This migration unifies the indexes among the different databases. So far, only MySQL has all the needed indexes because
it implicitly creates indexes for foreign key columns, which has to be done manually for PostgreSQL and SQLite.
However, migration 0005 also introduced a broken UNIQUE constraint on the addressbooks table exclusively for MySQL
(UNIQUE(user\_id, presetname)) - a user can get several addressbooks from a preset, hence this makes no sense.

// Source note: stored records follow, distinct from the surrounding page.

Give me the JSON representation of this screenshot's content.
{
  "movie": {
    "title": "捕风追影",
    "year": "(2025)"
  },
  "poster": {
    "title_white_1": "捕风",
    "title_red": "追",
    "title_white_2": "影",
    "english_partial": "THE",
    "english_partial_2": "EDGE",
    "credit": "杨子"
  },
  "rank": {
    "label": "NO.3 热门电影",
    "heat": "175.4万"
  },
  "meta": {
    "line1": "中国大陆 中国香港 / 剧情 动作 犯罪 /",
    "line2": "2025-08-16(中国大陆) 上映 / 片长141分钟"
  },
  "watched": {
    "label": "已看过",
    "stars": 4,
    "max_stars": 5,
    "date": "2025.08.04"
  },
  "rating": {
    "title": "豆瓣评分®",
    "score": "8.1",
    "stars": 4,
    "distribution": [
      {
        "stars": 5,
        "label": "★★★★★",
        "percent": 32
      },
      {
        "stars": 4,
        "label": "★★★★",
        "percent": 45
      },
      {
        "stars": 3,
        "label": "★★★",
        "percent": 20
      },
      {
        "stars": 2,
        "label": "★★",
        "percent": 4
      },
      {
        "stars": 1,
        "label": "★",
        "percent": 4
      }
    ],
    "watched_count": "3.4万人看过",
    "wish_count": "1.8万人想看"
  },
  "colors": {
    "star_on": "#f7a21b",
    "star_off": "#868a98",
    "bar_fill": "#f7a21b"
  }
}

Overview of indexes and unique constraint indexes enabled in different databases (primary key omitted):
| Table | Index | MySQL | PostgreSQL | SQLite |
|--------------|------------------------------------|:-----:|:----------:|:------:|
| Addressbooks | user\_id | ✔ | ✖ | ✖ |
| Addressbooks | Unique(user\_id,presetname) | 🐞 | 👍 | 👍 |
| Contacts | abook\_id | ✔ | ✔ | ✔ |
| Contacts | Unique(uri, abook\_id) | ✔ | ✔ | ✔ |
| Contacts | Unique(cuid, abook\_id) | ✔ | ✔ | ✔ |
| XSubTypes | abook\_id | ✔ | ✖ | ✖ |
| XSubTypes | Unique(typename,subtype,abook\_id) | ✔ | ✔ | ✔ |
| Groups | abook\_id | ✔ | ✖ | ✖ |
| Groups | Unique(uri, abook\_id) | ✔ | ✔ | ✔ |
| Groups | Unique(cuid, abook\_id) | ✔ | ✔ | ✔ |
| Migrations | Unique(filename) | ✔ | ✔ | ✔ |
| Group\_User | contact\_id | ✔ | ✖ | ✖ |
| Group\_User | group\_id | ✔ | ✖ | ✖ |
This migration drops the broken index of MySQL and adds the missing indexes for SQLite and PostgreSQL.